I.3: Tensor

Everything a transformer does is arithmetic on arrays of numbers. The weights are arrays. The activations flowing between layers are arrays. The attention scores, the intermediate MLP values, the final logits: all arrays. So before we can run a single layer, we need a type to hold one: a tensor.

The word "tensor" sounds like it should be heavy mathematical machinery. For our purposes it is not. A tensor, in an inference engine, is just two things bolted together: a flat block of numbers, and a shape that says how to interpret that flat block as a multi-dimensional grid. A 1024×151936 weight matrix and a 1024-element bias vector are both, underneath, a single contiguous Vec<f32>; the shape is what tells them apart.

This chapter is short and foundational. We define the Tensor type, and we teach the GGUF parser one new trick: actually reading tensor data off disk. I.1 parsed the tensor index (every tensor's name, shape, and offset) but deliberately never touched the payloads. Now we have somewhere to put them, so GGUF::load_tensor reads the bytes for a named tensor and hands back a Tensor.

Row-major layout: the one idea that matters

A computer's memory is one-dimensional: a long line of bytes addressed 0, 1, 2, …. A matrix is two-dimensional. To store a matrix in memory you have to flatten it, and there is a choice in how. We use row-major order: lay down the first row, then the second row immediately after it, and so on. The matrix

PLAINTEXT
  ┌ 1  2  3 ┐
  │ 4  5  6 │
  └ 7  8  9 ┘

becomes the flat buffer [1, 2, 3, 4, 5, 6, 7, 8, 9]. The element at row r, column c of an R × C matrix lives at flat index r * C + c. That single formula, r * C + c, is the entire contract. Every kernel we write in the next chapter assumes it. Every weight we load assumes it. Getting one routine to disagree about it is the kind of bug that produces plausible-looking garbage, so we pin it down here, once, and never revisit the question.

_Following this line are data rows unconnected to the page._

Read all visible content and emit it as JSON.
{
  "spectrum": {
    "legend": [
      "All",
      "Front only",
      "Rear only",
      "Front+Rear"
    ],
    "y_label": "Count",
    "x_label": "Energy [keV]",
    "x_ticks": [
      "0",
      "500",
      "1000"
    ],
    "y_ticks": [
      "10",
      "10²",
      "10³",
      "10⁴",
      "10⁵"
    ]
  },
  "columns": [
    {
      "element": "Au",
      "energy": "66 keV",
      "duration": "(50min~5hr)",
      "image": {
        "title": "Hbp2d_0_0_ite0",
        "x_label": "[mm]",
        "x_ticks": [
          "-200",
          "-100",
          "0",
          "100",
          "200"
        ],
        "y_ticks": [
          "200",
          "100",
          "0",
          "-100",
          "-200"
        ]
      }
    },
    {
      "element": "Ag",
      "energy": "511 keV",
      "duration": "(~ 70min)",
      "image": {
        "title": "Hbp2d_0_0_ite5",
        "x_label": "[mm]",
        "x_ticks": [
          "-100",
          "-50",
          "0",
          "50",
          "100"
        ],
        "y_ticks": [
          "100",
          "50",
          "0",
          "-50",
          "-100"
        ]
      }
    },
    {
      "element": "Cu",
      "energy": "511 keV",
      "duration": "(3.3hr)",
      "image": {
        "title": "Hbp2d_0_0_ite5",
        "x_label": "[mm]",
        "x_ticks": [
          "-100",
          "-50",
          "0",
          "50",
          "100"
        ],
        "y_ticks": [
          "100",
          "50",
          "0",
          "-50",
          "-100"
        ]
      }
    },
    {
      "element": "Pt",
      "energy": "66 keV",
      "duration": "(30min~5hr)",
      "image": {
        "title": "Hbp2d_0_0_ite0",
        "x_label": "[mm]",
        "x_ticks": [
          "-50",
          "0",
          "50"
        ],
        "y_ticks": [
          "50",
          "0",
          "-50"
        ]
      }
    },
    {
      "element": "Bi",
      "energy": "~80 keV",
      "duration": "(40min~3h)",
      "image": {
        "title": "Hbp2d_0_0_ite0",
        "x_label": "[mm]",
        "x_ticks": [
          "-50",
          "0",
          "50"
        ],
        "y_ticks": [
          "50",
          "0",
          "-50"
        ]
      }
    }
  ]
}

Row-major also has a practical consequence: walking a row is walking consecutive memory, which is exactly what a CPU's cache wants. Walking a column jumps C elements each step. This is why some of the kernels in I.4 are written the way they are, but that's getting ahead of ourselves.

GGUF itself stores tensor dimensions in the opposite order to how we want them; it lists the fastest-varying dimension first. A weight matrix the model treats as [rows, cols] appears in the GGUF index as dims = [cols, rows]. We'll reverse that when we load. Keeping our internal convention consistent (shape[0] is rows, the slowest-varying axis) is worth the small reversal at the door.

The Tensor type

The new tensor module is two files. mod.rs is the usual one-liner:

src/tensor/mod.rsRUST
mod tensor;
 
pub use tensor::Tensor;

tensor.rs holds the type. We start with the data itself, wrapped in an enum:

src/tensor/tensor.rsRUST
#[derive(Clone)]
pub(crate) enum TensorData {
    Fp32(Vec<f32>),
}
 
impl std::fmt::Debug for TensorData {
    fn fmt(&self, f: &mut std::fmt::Formatter<'_>) -> std::fmt::Result {
        match self {
            TensorData::Fp32(v) => write!(f, "Fp32({} elems)", v.len()),
        }
    }
}

TensorData is an enum with exactly one variant today: Fp32, a Vec of 32-bit floats. A single-variant enum looks pointless, and right now it nearly is. But it is a deliberate hook. In II.6 we add a Q8_0 variant for quantized weights, where the numbers are stored as 8-bit integers plus per-block scale factors. Making TensorData an enum now means that change is purely additive (a new variant, new match arms) rather than a type rename that ripples through every file. The hand-written Debug keeps log output short: a tensor with a million elements prints Fp32(1000000 elems), not a million numbers.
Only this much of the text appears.